Si Yossef avait trébuché en Égypte, la Torah n’aurait pas hésité à le rapporter, rétorqua Rabbi Yossé. Si ça n’est pas le cas, c’est que Yossef maintint sa vertu et sa droiture en dépit des terribles épreuves auxquelles il fut confronté. Mais quel est donc son secret ?
À la fin du livre de Béréchit, la Torah rapporte que Yossef, 17 ans, fils chéri de son père Ya’akov, fut un jour vendu par ses frères et emmené en Égypte. Là-bas, il subit 22 ans de souffrance, de rejet et d'éloignement de sa famille. Orphelin de mère, séparé de son père et rejeté par ses frères, Yossef, cet homme droit et pur, se retrouve soudain seul dans un monde hostile, étranger, aux antipodes des valeurs puisées auprès de son père.

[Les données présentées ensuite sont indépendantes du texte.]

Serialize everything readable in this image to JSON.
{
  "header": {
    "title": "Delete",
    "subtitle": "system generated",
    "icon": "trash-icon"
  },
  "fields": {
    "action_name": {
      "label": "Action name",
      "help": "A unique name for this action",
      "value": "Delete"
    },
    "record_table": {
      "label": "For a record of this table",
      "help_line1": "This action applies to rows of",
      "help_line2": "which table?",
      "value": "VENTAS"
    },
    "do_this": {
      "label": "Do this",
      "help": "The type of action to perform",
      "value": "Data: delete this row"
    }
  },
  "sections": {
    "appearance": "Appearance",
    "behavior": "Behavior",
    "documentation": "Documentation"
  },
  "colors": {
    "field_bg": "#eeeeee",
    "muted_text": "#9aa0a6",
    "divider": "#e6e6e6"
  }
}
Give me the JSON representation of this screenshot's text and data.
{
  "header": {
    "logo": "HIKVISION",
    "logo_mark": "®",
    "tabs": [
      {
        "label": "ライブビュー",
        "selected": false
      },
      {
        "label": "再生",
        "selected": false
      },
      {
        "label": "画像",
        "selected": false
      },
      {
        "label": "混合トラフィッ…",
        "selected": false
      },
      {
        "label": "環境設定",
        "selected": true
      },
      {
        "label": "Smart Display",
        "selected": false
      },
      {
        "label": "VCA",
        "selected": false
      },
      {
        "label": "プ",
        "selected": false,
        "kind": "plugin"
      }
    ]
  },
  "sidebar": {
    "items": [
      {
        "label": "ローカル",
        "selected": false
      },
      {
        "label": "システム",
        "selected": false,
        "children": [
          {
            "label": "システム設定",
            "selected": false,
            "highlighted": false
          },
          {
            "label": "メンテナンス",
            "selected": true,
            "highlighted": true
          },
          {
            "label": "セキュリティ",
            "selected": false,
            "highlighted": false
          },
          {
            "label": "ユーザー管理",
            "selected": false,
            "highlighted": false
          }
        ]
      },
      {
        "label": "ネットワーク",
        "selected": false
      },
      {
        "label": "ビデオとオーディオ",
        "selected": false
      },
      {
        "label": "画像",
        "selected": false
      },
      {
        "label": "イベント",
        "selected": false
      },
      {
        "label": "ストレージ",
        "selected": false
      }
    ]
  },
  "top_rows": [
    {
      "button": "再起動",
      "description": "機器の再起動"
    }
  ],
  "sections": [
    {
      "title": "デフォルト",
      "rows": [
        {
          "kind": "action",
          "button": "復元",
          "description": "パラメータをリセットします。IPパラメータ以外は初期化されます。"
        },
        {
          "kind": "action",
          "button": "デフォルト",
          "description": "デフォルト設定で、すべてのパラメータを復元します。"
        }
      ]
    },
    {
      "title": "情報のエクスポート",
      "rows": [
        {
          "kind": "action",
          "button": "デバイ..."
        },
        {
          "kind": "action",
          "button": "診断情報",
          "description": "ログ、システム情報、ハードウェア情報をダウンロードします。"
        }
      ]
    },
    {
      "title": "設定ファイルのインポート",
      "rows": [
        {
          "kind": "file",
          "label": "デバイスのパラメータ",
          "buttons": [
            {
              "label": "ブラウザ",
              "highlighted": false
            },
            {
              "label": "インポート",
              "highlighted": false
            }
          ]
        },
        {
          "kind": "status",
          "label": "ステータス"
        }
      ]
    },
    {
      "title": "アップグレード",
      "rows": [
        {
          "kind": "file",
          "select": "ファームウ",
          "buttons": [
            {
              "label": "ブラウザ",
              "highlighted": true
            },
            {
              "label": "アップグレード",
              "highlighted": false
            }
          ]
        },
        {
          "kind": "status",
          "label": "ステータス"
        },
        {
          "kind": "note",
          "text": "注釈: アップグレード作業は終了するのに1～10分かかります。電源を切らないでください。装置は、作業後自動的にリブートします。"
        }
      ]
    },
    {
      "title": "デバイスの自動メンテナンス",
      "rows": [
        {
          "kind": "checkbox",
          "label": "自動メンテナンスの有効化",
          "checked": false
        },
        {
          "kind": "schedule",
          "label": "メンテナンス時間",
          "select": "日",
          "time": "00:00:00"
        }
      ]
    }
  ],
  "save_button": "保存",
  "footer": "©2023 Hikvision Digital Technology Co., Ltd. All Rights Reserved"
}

Nos Sages expliquent que l’Égypte de l'époque était un pays excessivement corrompu sur le plan moral. Maïmonide, dans son Yad Ha’hazaka, explique que l'homme est inéluctablement influencé par son entourage. Pour rester droite, une personne doit baigner dans un environnement propice à la morale. Or la Torah rapporte que Yossef, en dépit de la dépravation qui l’entourait et des épreuves auxquelles il fut soumis, resta intègre dans ses voies. Nos Sages témoignent qu'il compte même parmi les sept bergers d’Israël, aux côtés d’Avraham, Its’hak, Ya’akov, Moché, Aharon et David. Non seulement il resta intègre, mais Yossef surpassa même ses frères en moralité et en droiture.
Le même Yossef
Le Midrach rapporte qu’un jour, une princesse vint interroger Rabbi Yossé au sujet de l'intégrité de Yossef en Égypte. "Comment croire que dans de telles circonstances, Yossef ne commit effectivement aucune faute avec les femmes, comme l’affirme votre Torah ?", demanda-t-elle, sceptique. Face à ces interrogations, Rabbi Yossé admit que la ténacité de Yossef n’était pas logique, pourtant il était certain que la Torah disait vrai. La preuve ?, poursuit-t-il. La Torah n’a pas hésité à nous relater l’histoire de Tamar et Yéhouda, peu flatteuse pour ce dernier, ni celle de Réouven qui déshonora la couche de son père, récit qui lui aussi place Réouven dans une posture difficilement justifiable, en tout cas pas à son niveau. Ainsi, expliqua Rabbi Yossé, si Yossef avait trébuché en Égypte, la Torah n’aurait pas hésité à le rapporter. Si ça n’est pas le cas, c’est que Yossef maintint sa vertu et sa droiture en dépit des terribles épreuves auxquelles il fut confronté.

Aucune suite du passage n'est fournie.